Now, with familiarity, she sees it “as the most fundamental form of communication. It was the form of language in the caves. Also, I understand what the word ‘community’ means now.”

She’s willing to admit she still has a lot to learn about art, which would put her in about the same position as most everyone else.

The results of the mutual experiment are in. “It’s an absolute success story,” Dixon confirms. The organization has grown and flourished. The staff has blossomed. It was a great win. I’d like to take credit for it, but I have to share it.”

In 2017, the A2AC board committed to buying the C.J. Walker building next door. “The art classes and outreach programs are helping to support all our work,” Klopf explains, “but they had to grow to do that.”

With most in-person classes on hold, the beautiful space is currently filled with a long line of tables where A2AC staff and volunteers assemble ArtBoxes full of supplies. “We bring art to you,” the website says, “in your time, in your space, regardless of age and ability.” The boxes are for sale individually but primarily serve as the basis for online “art camp” run by groups bringing art to underserved populations throughout Michigan.

The center promotes the art boxes on an exuberantly colorful website (annarborartcenter.org) that also announces classes, activities, exhibits, and shop news. Reflecting Klopf’s background, there are computer graphics classes and gallery shows put on by artists using technology as their medium.

Most visible of all are the huge new murals being painted on the west side of downtown. Crowdfunded on Patronicity with a matching grant from the Michigan Economic Development Corporation, they’re putting the A2AC’s stamp on what it’s declared the city’s “creative district.”

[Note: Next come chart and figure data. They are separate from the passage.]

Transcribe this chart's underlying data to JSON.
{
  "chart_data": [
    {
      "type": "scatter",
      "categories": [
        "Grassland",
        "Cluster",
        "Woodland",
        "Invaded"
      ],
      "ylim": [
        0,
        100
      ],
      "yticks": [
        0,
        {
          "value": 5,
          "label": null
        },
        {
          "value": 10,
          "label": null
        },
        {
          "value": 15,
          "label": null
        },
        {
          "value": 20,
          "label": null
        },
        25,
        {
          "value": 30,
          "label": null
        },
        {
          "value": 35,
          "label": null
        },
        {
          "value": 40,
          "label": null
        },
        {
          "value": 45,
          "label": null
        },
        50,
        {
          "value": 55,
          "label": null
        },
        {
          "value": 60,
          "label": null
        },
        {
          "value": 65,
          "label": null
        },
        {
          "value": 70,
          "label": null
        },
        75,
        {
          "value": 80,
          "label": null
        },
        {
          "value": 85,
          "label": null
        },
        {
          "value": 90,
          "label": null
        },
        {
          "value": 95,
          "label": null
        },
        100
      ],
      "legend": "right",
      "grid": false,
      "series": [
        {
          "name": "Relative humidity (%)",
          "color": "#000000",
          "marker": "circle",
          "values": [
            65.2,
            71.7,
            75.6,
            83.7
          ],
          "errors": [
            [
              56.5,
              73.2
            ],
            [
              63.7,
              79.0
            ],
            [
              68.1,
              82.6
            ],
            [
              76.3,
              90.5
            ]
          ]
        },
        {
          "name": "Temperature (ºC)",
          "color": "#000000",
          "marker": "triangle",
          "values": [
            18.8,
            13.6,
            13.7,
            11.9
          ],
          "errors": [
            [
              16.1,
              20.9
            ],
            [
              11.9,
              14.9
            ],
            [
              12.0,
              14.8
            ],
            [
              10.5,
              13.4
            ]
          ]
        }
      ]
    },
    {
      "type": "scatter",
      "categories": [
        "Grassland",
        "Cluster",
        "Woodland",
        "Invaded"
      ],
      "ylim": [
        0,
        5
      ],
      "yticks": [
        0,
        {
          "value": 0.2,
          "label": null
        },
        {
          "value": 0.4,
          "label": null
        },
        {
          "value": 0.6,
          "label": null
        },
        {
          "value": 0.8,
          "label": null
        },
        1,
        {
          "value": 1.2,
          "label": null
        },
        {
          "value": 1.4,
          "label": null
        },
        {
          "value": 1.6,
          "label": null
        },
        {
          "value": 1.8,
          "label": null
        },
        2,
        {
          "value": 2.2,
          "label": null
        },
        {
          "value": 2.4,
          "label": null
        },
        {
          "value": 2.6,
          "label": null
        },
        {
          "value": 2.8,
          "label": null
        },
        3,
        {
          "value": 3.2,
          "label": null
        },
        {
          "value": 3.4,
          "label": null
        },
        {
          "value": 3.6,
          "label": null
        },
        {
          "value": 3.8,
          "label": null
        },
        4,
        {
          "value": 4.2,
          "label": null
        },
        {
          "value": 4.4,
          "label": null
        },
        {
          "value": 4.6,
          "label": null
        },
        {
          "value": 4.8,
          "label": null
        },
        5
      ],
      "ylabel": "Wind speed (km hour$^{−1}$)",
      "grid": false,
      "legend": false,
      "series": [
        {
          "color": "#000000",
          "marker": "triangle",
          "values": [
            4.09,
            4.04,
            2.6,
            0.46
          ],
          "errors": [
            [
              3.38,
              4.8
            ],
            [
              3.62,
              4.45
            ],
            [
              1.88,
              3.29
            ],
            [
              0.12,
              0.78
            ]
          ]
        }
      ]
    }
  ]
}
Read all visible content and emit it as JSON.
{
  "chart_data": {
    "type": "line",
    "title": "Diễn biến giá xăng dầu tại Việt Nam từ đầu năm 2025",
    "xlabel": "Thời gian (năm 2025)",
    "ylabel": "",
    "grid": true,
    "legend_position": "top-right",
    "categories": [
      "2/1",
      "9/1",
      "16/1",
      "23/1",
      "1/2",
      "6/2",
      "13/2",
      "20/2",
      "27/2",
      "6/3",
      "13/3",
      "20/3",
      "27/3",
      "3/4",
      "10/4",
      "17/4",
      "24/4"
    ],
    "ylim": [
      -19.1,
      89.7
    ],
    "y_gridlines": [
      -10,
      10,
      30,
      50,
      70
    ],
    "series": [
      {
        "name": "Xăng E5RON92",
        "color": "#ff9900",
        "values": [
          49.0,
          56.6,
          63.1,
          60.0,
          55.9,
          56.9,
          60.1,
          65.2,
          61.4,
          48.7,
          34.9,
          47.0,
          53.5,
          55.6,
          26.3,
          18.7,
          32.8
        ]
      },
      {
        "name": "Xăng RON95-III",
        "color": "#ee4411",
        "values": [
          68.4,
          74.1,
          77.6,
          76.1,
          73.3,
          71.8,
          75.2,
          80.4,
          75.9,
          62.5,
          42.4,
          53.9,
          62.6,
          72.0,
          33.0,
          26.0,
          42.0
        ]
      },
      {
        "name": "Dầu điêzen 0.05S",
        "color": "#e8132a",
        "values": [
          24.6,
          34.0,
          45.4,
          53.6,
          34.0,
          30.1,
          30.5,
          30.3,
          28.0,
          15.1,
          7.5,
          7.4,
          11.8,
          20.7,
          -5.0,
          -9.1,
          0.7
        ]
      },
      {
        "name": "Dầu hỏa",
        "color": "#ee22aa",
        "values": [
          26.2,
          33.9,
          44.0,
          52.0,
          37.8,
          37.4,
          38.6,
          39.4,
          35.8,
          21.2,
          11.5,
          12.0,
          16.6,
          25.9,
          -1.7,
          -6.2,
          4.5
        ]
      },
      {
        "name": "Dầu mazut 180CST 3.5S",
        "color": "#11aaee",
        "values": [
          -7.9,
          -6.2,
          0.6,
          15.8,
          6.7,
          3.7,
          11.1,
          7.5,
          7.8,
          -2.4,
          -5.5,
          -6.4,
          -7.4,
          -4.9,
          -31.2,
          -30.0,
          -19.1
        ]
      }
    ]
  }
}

At the beginning of the year, all these initiatives were booming, backed by confidence in a $4 million fund drive. Then Covid-19 flew in. Undeterred, Klopf secured a PPE loan, a federal program to help small businesses retain employees. She moved classes online; they not only fill, they have waiting lists. ArtCamp went online. Not only is the shop going online (it is also open to visitors during hours posted on the website), but it is expanding to use an e-commerce platform to show the work of more artists. A lot of effort is going into ways to make online classes and camps work really well for participants.

The epidemic has slowed the fund drive somewhat, but a huge chunk is already in, and both Klopf and Dixon are confident the goal will be reached. It will pay off the loan for the Walker building and fund a renovation of both buildings. “We’re not super strong, but we’re stable!” Klopf says. “I think I was born to do this.”